Latinoamérica

DÍAS DE PANDEMIA

Muy peligrosa condescendencia de la FAO en Venezuela

Sorprende el documento de FAO sobre impacto alimentario de las consecuencias de la pandemia en Venezuela. El texto resulta casi frívolo y provoca sospechas.

La FAO es la agencia de la ONU para la Alimentación y la Agricultura, supuestamente dedicada a liderar esfuerzos para erradicar el hambre y el combate a la pobreza. Desde el 1 de agosto del año pasado el Director General de la FAO es Qu Dongyu, primer chino en dirigir la organización.

Desde el 01/08/2019, Qu Dongyu es el 9no. Director General de la Organización de las Naciones Unidas para la Agricultura y la Alimentación (FAO).

Qu nació en Yongzhou, Hunan, China, se formó como biólogo, obtuvo una licenciatura de la Universidad Agrícola de Hunan, una maestría en Fitomejoramiento y Genética de la Academia China de Ciencias Agrícolas, y un doctorado en Agricultura y Ciencias Ambientales de la Universidad de Wageningen, Países Bajos.

Antes de ser Director General de la FAO, Qu era viceministro de China para Agricultura y Asuntos Rurales.

La elección de Qu para encabezar la FAO estuvo contaminada por acusaciones de soborno para asegurar los votos de otros delegados de la FAO, según Wikipedia. 
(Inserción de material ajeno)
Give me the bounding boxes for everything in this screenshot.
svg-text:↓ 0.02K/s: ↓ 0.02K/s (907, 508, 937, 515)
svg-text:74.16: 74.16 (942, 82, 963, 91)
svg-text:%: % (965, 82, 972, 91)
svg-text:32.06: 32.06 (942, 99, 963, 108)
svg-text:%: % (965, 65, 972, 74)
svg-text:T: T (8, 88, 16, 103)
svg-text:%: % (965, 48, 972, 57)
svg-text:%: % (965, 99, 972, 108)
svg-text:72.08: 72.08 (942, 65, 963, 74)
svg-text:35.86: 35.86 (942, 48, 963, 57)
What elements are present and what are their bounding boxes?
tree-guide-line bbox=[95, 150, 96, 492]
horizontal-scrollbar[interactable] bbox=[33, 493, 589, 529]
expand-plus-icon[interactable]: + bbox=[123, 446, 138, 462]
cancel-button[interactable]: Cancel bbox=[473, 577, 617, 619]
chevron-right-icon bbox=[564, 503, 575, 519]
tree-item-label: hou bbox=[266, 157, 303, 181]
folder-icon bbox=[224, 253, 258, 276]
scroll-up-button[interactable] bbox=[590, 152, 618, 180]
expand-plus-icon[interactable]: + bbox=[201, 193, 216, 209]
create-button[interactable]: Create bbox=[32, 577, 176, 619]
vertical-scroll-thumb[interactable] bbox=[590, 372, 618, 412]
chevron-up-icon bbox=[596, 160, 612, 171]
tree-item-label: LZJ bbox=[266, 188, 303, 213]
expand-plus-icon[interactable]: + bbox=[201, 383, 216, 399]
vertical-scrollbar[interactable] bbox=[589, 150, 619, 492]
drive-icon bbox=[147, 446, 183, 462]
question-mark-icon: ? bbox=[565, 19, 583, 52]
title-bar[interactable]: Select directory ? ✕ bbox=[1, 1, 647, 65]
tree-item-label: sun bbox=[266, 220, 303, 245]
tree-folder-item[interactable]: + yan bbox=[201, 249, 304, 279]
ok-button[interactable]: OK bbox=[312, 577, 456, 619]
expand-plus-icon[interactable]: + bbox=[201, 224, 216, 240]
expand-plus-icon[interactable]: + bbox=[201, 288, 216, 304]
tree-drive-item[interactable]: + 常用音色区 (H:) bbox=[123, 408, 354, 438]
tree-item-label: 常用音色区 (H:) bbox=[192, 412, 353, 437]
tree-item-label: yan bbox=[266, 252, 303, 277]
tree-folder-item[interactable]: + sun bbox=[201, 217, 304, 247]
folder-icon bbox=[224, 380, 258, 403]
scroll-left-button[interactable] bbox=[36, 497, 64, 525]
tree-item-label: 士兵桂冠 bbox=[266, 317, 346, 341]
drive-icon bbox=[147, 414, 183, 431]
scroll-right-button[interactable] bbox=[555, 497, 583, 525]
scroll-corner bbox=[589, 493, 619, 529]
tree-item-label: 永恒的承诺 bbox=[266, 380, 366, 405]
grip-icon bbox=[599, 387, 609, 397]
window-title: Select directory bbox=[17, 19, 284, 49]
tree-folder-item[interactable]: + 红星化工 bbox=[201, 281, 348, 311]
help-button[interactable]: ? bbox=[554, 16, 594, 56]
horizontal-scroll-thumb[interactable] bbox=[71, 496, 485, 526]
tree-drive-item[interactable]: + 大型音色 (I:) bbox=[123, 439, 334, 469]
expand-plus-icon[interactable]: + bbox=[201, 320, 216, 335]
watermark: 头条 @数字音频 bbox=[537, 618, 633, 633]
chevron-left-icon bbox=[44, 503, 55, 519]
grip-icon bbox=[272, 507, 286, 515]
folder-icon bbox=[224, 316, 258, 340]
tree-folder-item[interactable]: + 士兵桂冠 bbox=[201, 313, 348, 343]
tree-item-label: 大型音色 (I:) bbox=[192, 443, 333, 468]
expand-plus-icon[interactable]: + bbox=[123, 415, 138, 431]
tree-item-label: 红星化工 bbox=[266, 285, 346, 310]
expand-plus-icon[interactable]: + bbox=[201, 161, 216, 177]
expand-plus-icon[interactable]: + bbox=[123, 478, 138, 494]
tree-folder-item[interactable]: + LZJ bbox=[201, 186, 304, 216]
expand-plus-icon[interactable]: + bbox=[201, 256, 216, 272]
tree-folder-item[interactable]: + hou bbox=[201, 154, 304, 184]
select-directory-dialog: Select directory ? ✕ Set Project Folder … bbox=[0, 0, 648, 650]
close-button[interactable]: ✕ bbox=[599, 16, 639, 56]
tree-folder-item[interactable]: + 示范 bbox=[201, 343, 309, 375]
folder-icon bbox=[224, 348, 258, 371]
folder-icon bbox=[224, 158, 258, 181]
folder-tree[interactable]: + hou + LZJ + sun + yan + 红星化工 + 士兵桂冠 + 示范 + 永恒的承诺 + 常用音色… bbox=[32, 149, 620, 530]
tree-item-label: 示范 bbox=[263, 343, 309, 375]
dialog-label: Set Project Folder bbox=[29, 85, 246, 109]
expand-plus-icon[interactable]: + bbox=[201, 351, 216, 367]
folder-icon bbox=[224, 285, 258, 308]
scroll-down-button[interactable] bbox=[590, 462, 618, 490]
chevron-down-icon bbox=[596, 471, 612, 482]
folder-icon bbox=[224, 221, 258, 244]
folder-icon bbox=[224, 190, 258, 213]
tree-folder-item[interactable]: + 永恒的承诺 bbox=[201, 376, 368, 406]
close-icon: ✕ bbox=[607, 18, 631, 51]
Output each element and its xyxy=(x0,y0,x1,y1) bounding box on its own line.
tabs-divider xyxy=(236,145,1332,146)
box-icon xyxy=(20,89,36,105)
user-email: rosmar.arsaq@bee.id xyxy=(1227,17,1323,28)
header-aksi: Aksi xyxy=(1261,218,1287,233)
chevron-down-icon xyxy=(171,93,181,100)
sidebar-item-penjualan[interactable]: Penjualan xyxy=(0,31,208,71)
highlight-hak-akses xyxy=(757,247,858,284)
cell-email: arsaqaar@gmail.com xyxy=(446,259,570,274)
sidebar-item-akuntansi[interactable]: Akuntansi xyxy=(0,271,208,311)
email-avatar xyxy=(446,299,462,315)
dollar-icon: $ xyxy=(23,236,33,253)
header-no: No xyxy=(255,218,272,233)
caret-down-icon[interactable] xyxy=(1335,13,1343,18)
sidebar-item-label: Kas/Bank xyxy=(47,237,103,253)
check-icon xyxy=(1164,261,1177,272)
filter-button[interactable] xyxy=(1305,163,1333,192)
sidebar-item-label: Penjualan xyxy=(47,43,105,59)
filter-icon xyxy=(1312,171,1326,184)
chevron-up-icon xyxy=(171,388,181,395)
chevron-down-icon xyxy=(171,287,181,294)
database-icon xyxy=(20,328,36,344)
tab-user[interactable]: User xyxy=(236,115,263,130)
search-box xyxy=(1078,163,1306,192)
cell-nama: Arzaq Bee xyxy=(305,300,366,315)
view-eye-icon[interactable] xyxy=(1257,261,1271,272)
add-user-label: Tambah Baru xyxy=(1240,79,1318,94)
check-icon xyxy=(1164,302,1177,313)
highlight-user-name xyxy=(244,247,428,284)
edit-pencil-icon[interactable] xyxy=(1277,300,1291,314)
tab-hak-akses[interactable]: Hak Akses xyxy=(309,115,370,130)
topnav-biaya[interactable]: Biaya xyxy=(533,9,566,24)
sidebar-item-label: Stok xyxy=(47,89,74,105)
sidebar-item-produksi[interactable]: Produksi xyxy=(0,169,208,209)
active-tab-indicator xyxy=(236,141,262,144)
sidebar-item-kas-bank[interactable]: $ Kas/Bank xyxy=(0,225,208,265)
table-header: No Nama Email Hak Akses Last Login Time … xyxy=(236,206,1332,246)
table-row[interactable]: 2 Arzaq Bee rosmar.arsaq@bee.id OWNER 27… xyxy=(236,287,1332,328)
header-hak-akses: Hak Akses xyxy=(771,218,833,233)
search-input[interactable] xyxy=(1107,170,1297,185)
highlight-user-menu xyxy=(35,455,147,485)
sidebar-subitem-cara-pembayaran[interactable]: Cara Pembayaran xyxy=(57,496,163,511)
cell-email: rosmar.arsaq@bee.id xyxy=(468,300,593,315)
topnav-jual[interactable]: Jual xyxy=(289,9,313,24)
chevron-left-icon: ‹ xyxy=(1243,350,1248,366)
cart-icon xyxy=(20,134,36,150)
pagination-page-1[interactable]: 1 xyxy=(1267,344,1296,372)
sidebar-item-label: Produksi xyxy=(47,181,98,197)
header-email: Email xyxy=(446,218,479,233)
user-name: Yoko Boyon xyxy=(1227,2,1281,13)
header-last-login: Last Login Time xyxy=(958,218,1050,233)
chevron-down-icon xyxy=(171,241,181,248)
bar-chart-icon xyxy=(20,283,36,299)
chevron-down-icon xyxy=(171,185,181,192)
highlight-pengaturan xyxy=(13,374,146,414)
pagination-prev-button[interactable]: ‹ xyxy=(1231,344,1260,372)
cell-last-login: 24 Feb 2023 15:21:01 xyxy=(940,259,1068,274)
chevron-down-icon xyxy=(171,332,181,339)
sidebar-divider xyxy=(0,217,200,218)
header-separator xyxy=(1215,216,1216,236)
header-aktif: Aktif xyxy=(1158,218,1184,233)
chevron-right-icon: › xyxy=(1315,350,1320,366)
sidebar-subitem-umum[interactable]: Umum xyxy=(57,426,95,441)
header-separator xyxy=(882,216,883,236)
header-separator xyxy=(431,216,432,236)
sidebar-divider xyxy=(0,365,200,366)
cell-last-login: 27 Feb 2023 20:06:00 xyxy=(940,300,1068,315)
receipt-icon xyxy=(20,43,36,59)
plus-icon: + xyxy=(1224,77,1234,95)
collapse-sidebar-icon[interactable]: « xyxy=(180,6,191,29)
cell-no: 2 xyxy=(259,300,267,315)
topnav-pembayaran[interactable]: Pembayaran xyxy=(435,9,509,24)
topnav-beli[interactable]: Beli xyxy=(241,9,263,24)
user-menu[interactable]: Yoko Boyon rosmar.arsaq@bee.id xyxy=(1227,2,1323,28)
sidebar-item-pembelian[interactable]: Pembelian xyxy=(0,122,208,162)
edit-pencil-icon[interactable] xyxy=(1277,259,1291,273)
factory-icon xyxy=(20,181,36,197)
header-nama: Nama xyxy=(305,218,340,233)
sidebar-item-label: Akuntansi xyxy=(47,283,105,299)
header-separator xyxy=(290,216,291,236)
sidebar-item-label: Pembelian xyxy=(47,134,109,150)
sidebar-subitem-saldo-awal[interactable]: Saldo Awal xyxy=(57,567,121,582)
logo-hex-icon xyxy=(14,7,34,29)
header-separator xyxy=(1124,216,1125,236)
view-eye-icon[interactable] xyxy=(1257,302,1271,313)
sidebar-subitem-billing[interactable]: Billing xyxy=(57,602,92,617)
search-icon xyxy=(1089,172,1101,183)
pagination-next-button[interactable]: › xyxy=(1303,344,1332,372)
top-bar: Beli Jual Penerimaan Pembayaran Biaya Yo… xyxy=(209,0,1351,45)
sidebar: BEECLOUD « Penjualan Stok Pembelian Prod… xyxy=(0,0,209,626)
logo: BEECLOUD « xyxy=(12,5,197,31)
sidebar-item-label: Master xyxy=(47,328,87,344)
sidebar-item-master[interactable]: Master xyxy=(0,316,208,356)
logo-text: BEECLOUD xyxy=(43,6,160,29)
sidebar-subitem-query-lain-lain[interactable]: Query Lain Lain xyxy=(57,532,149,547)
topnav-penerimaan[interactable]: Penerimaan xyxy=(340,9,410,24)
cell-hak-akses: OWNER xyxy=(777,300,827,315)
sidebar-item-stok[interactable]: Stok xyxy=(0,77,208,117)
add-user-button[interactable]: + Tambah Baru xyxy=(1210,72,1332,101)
En la pandemia provocada por el nuevo coronavirus, que han acentuado los ya graves problemas de abastecimiento y nutrición de los venezolanos.

Sin embargo, la Representación de la FAO en Venezuela aseguró que el país “cuenta con suficientes alimentos para todos”.

Desde hace tiempo que el abastecimiento alimentario se encuentra en riesgo en Venezuela, en parte por impericia propia de las políticas gubernamentales y en parte por las restricciones comerciales impuestas por USA.

Un documento publicado por el Representante de la FAO en Venezuela, Rolf Hackbart, endosado en redes sociales por el responsable regional para América Latina de la organización, Julio Berdegué, señala que la crisis generada por el COVID-19 representa una oportunidad para fortalecer “la producción nacional y la agricultura familiar” en el país, como si éstas actividades funcionaran y tuvieran alguna condición de hacerlo con normalidad.

Hackbart es, en teoría, un burócrata de la FAO, egresado de la Universidade Federal do Rio Grande do Sul. En el pasado, él fue representante de la FAO en Paraguay.

Julio Antonio Berdegué Sacristán en un mexicano, ingeniero agrónomo y doctor en Ciencias Sociales de la Universidad de Wageningen, Países Bajos, con una maestría en Agronomía de la Universidad de California-Davis, USA.

Antes de asumir su cargo en la FAO, fue investigador principal y coordinador del Grupo de Trabajo Desarrollo con Cohesión Territorial del Centro Latinoamericano para el Desarrollo Rural (RIMISP).

El escrito de Hackbart y membrete de FAO, ponderado por Berdegué, afirma:

“El Gobierno Nacional ha anunciado una serie de medidas de emergencia que buscan mitigar los efectos de la pandemia en las poblaciones vulnerables tales como la continuidad del Programa de Alimentación y Escolar (PAE) y el refuerzo de los Comités Locales de Abastecimiento y Producción (CLAP)”.

La agencia, desconociendo la situación de hiperinflación, pulverización del salario y las pensiones, escasez de combustible y de criminalidad acentuada, recomienda “mecanismos seguros para los procesos de cosecha y transporte de los alimentos”, reconociendo “un contexto de compleja situación económica y social”.

También sugiere “fortalecer la coordinación entre los Organismos del Estado y los sectores productivos y privados”.

Y considera fundamental que “en Venezuela se asegure y se movilicen los insumos agrícolas para el próximo ciclo de siembra a fin de evitar una caída en la producción del país, que podría acarrear fallas en las redes públicas y privados de abastecimiento y comercialización de alimentos”.

Las afirmaciones y las recomendaciones de la FAO conforman una práctica conocida: orientaciones de políticas que sirven en realidad para ocultar una realidad muy complicada de millones de venezolanos.

Obviamente que los venezolanos en el exterior dicen que esperaban un enfoque más realista de parte de la FAO sobre la situación alimentaria venezolana.

Con la actuación de la OMS cuestionada (es cierto que esto ocurre en el marco de gobiernos negacionistas como el de USA y Reino Unido, sólo tan aberrantes para con la pandemia como el de Brasil) por su desempeño en China (Taiwan aportó alguna documentación interesante), ahora la FAO también queda bajo la lula.

Es posible que la politización de los organismos multilaterales se encuentre sustituyendo peligrosamente a la tecnocracia que sería lo más aconsejable para no caer en el riesgo del ridículo.